La sonnette et le téléphone arrêtent pas. Elle a l’air hyper furieuse. Papa ! Papa ! Je me bouche les oreilles. Elle secoue le grillage. Son mari est immobile sur le trottoir. Les gosses, mains sur le grillage, matent l’intérieur de la courette. Je l’ai aussi nettoyée pour qu’ils se fassent pas mal en jouant. Elle a l’air très en colère. J’ai l’impression qu’elle se prend la tête avec son mari. Les gosses commencent aussi à s’énerver. Sûr qu’ils devaient se faire une joie de voir leur grand-père. Avec moi, ils auraient eu la pièce manquante du puzzle familial. Ma fille t’entête pas, rentre chez toi. Tu sais bien que je suis butée. Retourne à ta vie. Ici, c’est mort. Seuls les fantômes ont de l’avenir dans le quartier. Tire-toi. Je suis plus là pour personne. A part pour ta mère qui m’attend chez nous.

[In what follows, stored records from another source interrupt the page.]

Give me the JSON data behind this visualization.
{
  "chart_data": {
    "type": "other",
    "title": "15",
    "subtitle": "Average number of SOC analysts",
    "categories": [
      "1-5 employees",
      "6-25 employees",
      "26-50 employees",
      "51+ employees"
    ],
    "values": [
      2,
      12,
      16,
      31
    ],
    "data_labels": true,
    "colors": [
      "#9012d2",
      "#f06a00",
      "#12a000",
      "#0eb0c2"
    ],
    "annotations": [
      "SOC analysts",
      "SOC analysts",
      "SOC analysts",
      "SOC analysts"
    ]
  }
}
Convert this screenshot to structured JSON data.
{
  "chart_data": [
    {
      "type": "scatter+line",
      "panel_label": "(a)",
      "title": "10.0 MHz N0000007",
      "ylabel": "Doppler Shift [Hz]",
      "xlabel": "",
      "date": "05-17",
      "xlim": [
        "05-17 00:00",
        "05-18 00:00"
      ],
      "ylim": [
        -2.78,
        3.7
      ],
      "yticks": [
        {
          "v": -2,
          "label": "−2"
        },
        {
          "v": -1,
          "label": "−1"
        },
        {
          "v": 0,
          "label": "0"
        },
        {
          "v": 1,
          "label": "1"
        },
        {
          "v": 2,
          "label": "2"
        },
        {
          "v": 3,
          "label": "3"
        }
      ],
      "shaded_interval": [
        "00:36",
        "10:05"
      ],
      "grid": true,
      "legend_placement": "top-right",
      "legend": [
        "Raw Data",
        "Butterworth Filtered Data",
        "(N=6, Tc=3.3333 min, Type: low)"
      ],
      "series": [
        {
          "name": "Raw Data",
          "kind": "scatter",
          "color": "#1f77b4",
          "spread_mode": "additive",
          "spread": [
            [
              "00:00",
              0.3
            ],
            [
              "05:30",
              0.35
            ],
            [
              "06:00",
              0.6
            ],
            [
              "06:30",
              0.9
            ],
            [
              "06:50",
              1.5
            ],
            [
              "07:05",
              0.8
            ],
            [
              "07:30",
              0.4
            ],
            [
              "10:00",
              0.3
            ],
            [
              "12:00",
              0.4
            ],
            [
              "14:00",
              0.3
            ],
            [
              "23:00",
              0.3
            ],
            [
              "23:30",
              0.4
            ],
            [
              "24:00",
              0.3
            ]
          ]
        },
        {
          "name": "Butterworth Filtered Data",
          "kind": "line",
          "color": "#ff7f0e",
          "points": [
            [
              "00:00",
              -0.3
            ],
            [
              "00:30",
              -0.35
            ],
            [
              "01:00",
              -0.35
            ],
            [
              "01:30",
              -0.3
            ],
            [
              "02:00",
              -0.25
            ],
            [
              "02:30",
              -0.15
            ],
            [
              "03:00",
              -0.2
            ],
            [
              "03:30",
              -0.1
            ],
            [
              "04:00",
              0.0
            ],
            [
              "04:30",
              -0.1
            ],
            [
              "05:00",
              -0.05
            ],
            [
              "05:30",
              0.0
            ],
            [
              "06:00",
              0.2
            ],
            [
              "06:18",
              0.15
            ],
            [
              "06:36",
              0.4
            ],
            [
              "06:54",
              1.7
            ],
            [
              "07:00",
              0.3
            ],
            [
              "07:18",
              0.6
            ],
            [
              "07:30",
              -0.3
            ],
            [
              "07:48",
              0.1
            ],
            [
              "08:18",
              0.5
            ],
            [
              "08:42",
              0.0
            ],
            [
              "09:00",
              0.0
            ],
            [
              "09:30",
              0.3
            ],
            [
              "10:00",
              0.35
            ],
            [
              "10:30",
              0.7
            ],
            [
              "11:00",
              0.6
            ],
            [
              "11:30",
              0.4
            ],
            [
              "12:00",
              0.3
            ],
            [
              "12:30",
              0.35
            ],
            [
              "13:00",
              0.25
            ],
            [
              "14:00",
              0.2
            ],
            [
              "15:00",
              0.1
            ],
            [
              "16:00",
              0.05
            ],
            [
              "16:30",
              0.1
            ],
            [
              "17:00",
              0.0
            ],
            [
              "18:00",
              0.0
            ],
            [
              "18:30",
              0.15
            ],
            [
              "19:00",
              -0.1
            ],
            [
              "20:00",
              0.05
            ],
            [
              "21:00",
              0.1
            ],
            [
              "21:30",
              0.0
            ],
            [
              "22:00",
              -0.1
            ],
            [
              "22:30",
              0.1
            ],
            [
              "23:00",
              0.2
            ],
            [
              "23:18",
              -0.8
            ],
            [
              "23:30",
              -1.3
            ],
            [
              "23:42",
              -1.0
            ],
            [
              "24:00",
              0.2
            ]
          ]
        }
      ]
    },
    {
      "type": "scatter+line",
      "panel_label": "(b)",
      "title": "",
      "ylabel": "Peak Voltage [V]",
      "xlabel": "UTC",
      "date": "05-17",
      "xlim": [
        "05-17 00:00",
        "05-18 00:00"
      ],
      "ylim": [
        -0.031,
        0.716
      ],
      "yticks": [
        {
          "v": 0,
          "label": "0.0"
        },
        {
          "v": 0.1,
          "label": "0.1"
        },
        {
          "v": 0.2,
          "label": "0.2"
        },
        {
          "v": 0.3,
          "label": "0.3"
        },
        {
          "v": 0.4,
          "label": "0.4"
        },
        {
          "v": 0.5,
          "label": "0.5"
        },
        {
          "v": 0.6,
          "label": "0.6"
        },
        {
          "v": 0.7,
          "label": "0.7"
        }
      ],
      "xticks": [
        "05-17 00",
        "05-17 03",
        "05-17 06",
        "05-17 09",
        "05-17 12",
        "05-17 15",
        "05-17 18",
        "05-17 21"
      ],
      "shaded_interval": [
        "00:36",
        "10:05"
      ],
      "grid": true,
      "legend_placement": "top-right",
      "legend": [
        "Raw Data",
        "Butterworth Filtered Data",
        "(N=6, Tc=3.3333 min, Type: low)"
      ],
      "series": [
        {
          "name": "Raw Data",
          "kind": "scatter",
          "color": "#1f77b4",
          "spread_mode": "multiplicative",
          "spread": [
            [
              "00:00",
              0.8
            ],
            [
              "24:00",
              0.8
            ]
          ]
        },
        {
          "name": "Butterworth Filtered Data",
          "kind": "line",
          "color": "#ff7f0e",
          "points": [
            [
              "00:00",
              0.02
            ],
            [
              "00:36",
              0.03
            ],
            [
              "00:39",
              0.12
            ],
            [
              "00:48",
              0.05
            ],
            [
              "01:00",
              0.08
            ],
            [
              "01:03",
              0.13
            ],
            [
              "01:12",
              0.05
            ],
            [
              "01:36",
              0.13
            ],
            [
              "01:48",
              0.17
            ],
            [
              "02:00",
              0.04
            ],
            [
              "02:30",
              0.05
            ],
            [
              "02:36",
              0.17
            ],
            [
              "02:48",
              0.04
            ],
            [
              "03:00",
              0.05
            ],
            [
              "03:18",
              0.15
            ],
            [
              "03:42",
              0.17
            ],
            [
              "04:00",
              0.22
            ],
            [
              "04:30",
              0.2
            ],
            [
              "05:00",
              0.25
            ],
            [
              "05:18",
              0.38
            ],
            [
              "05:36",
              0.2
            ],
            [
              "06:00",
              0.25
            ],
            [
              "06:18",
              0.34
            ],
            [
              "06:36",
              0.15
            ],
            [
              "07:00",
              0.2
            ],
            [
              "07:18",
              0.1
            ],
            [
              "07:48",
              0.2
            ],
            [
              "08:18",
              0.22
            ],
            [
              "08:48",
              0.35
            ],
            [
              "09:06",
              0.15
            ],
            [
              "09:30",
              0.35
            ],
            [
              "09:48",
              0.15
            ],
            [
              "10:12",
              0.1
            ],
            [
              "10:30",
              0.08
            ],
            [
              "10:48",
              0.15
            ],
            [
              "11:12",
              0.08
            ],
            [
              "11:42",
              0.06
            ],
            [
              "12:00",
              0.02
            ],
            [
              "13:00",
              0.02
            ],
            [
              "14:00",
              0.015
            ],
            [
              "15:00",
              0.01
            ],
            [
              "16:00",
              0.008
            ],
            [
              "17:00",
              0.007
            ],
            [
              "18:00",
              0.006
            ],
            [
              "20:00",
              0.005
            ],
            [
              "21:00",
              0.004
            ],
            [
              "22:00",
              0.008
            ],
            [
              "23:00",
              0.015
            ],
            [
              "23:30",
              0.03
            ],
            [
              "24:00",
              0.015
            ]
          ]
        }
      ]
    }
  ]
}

Pourquoi infliger ça  à mes petits-enfants ? Et à moi aussi. Je me faisais une telle joie de les rencontrer. Quel vieux con buté je fais. Planqué à quelques mètres de mes petits-enfants. Si tu crèves sans jamais les prendre dans tes bras? Tant pis. C’est comme ça, pas autrement. Plus que mon orgueil comme cache misère. Un cadeau pour mes petits-enfants.

Ils verront pas leur pépé « sans-dents ».